JCCNetwork.id- Kepolisian Negara Republik Indonesia (Polri) memperingati Hari Bhayangkara ke-80 pada Rabu, 1 Juli 2026, dengan mengusung tema “80 Tahun Mengabdi, Polri untuk Masyarakat”.
“Negara Republik Indonesia ini bukan milik sesuatu golongan, bukan milik sesuatu agama, bukan milik sesuatu suku, bukan milik sesuatu golongan adat-istiadat, tetapi milik kita semua dari Sabang sampai Merauke!”
Momentum delapan dekade pengabdian tersebut menjadi refleksi atas perjalanan institusi kepolisian dalam menjalankan fungsi sebagai pelindung, pengayom, dan penegak hukum bagi seluruh masyarakat Indonesia.
Peringatan Hari Bhayangkara tahun ini diisi dengan berbagai rangkaian kegiatan, mulai dari upacara, parade, penganugerahan tanda kehormatan, defile, hingga pameran alat utama dan alat khusus produksi dalam negeri yang digelar di Pusat Latihan Brimob Polri, Cikeas, Kabupaten Bogor, Jawa Barat.
Secara historis, Polri resmi dibentuk pada 1 Juli 1946 melalui Penetapan Pemerintah Nomor 11/S.D. Pada masa awal kemerdekaan, institusi kepolisian tidak hanya menjalankan fungsi keamanan dan penegakan hukum, tetapi juga terlibat langsung dalam perjuangan mempertahankan kedaulatan negara.

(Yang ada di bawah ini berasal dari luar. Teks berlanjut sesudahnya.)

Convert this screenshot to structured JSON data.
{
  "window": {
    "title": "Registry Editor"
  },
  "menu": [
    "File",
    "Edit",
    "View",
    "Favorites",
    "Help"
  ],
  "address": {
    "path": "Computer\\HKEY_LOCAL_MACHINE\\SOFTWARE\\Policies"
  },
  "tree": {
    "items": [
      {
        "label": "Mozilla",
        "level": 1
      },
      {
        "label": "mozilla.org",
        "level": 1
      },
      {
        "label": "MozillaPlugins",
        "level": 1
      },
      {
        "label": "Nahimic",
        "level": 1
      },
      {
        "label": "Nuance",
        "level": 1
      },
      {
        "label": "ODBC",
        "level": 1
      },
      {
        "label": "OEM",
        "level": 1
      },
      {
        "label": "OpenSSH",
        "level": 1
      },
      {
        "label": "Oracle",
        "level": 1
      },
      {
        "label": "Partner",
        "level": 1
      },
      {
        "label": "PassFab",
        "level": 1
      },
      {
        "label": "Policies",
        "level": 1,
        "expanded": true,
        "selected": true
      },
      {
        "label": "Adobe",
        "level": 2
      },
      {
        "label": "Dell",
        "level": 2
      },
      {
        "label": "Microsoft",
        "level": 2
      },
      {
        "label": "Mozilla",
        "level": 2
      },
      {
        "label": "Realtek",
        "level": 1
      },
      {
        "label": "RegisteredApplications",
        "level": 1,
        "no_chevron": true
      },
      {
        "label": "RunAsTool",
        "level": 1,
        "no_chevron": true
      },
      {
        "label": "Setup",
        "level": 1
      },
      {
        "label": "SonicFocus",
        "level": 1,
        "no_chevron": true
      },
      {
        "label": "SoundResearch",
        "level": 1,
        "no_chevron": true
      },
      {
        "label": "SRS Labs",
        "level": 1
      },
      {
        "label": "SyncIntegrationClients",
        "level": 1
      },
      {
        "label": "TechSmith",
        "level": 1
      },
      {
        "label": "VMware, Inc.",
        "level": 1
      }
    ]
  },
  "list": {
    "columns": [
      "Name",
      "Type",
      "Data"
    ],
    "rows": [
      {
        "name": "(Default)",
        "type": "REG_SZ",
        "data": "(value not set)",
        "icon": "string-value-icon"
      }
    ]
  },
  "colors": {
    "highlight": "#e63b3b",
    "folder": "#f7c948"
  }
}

Memasuki usia ke-80, perjalanan panjang Polri menjadi bagian dari dinamika sejarah bangsa, mulai dari masa revolusi hingga era reformasi. Tantangan yang dihadapi pun terus berkembang, seiring meningkatnya tuntutan masyarakat terhadap penegakan hukum yang profesional, transparan, dan berkeadilan.